Small Talk / Toys

Keep on Truckin’

hess toy trucks

East Coasters will notice a big change after this holiday season. A roadside staple, Hess gas stations will all change their name to Speedway. Why are we mentioning this on Small Talk? Because it’s also the last year the Hess’s classic green trucks will be available for purchase at their stations. It’s truly the end of an era! Hess gas stations began carrying small toys during the 1960 holiday season. As a survivor of the Great Depression, founder Leon Hess desired to create small, affordable toy cars that came complete with batteries. The Hess 1964 Tanker Trailer sold for less than five dollars.

Fifty years later, Hess has established itself as a desirable outlet for collectors and children’s playthings in the United States. In light of the celebration, the company is offering a commemorative heavy-duty, flatbed truck with modern additions like motion and button-activated sounds, retractable landing gear, and folding wings. For more modern Hess fans, the company has also created a space cruiser complete with a large cargo bay that houses a small scouter plane. Although the trucks will roll out of the stations forever, don’t fret, the Hess line of transportation toys will still be available for purchase online.

What’s the story, wishbones?

Victorian fancies

The superstition of wishing upon a wishbone can be traced back centuries to England, Rome and even ancient times. Anyone with siblings, cousins or even a surly aunt or uncle knows it’s always a race to see who gets the honor of pulling the wishbone apart. This set of wishbone furniture must have taken some of the drama out of family holidays!

A lot of turkeys and hens were were cooked up in order to collect enough wishbones to create this unique set of dollhouse furniture. In the 19th century, it became very fashionable for women to save up everyday scrap items like bones, feathers, and quills and turn them into spectacular crafts known as Victorian fancies. Sets of furniture like this one were some of the most popular Victorian fancies to make. After all, your dollhouse family needs tables and chairs for their Thanksgiving feast too!

I’m So Fancy

Victorian Fancies

We’ve got to hand it to the Victorians: they were recycling and reusing a century before the country had heard of Al Gore or Earth Day! Everyday objects like wishbones, spools and nut shells were all given a new life as fanciful, yet functional art objects. All the rage in the 19th century, this crafty trend of turning trash into tiny treasures resulted in Victorian fancies.

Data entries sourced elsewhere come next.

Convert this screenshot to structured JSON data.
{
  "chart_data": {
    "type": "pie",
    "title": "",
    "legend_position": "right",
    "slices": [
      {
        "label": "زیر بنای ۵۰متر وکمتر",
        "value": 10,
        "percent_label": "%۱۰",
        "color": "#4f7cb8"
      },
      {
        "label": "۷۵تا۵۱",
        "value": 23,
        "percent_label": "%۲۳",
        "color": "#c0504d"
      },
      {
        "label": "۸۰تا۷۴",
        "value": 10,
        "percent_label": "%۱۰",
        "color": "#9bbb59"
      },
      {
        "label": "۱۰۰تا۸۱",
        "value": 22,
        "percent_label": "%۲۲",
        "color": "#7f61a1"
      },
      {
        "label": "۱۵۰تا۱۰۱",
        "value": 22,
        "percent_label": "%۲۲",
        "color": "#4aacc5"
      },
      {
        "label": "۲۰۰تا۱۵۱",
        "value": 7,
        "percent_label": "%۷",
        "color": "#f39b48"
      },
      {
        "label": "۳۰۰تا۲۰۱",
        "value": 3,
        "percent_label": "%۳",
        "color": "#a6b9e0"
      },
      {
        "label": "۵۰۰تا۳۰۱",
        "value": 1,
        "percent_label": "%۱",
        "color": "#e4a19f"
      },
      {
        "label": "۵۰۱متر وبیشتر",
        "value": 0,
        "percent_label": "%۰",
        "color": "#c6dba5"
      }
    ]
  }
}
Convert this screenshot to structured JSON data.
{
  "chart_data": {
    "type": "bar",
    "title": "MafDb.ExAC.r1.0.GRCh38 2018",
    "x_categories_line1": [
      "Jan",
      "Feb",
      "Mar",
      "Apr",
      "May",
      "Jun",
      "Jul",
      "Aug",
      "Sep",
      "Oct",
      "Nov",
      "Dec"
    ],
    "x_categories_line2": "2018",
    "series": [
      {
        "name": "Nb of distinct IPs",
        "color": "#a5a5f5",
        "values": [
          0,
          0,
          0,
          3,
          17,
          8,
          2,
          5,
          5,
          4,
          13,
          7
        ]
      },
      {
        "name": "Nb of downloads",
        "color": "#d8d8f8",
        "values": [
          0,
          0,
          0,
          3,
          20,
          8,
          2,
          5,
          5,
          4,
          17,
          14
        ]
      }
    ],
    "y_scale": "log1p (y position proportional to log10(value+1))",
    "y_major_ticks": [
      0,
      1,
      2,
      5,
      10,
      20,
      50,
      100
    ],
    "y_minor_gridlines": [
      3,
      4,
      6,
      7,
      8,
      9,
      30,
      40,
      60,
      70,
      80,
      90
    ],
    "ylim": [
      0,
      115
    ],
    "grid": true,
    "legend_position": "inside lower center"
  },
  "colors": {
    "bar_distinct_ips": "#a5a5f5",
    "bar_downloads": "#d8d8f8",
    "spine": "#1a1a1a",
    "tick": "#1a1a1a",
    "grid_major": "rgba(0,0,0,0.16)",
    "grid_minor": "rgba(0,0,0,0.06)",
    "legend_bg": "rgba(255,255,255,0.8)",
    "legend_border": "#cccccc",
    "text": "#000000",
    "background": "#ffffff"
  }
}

While T/m’s  Victorian fancy doll isn’t exactly winning the beauty contest amongst the dolls in our collection, she certainly gets high marks for functionality and being “green.” Her body consists of a wishbone wrapped in muslin and plaid fabric scraps; and her head is painted cork. Her dress is actually intended to be used as a pen wipe, a desktop necessity in the days of the dip or nib ink pens. The tag pinned to her reads, “Once I was a wishbone, And grew upon a hen. Now I am a ‘Spinster,’ Made to wipe your pen.”

Toys for the War Effort

world war ii toy soldiers

During World War II, many Americans got their first taste of recycling by saving and donating household items to support the war effort. Stockings became parachutes; leftover cooking fats were turned into glycerin for gunpowder. From 1942-1945, metal was so scarce and necessary for the war that even the Oscar statues given out at the Academy Awards were made of painted plaster. Kids got involved by marching their toy soldiers to scrap metal collection facilities to be melted down for the war effort. In order to stay in business, toy manufacturers were forced to find different materials for their toys.

One company, Playwood Plastics, survived the metal shortages by making soldiers out of sawdust mixed with a glue-like substance of water and flour. The mixture was stamped into shape and left to dry. The soldiers were then hand-painted. Not as hearty as their metal cousins, many broke apart over time. T/m’s pair retain traces of their original blue paint. The distinctive “P” in a triangle marks them as Playwood Plastics soldiers.

Papier Mâché Child’s Play

Papier Mache Doll

Izannah Walker wasn’t the only 19th century doll maker experimenting with new materials to create lighter, more durable dolls. In Europe, German manufacturers experimented with an abundance of inexpensive leftover materials. Local bookmaking factories made paper pulp an accessible alternative for doll manufacturing. The pulp was recycled and evenly pressed into greased molds to create a papier mâché doll.

With this papier mâché method, German doll makers could create intricately detailed, fashionable hairstyles like the one this doll from T/m’s collection is modeling. Molds were used for many years after their creation, even if the hairstyle went out of fashion. Today, we can actually study a doll’s hairstyle and determine when its mold was created.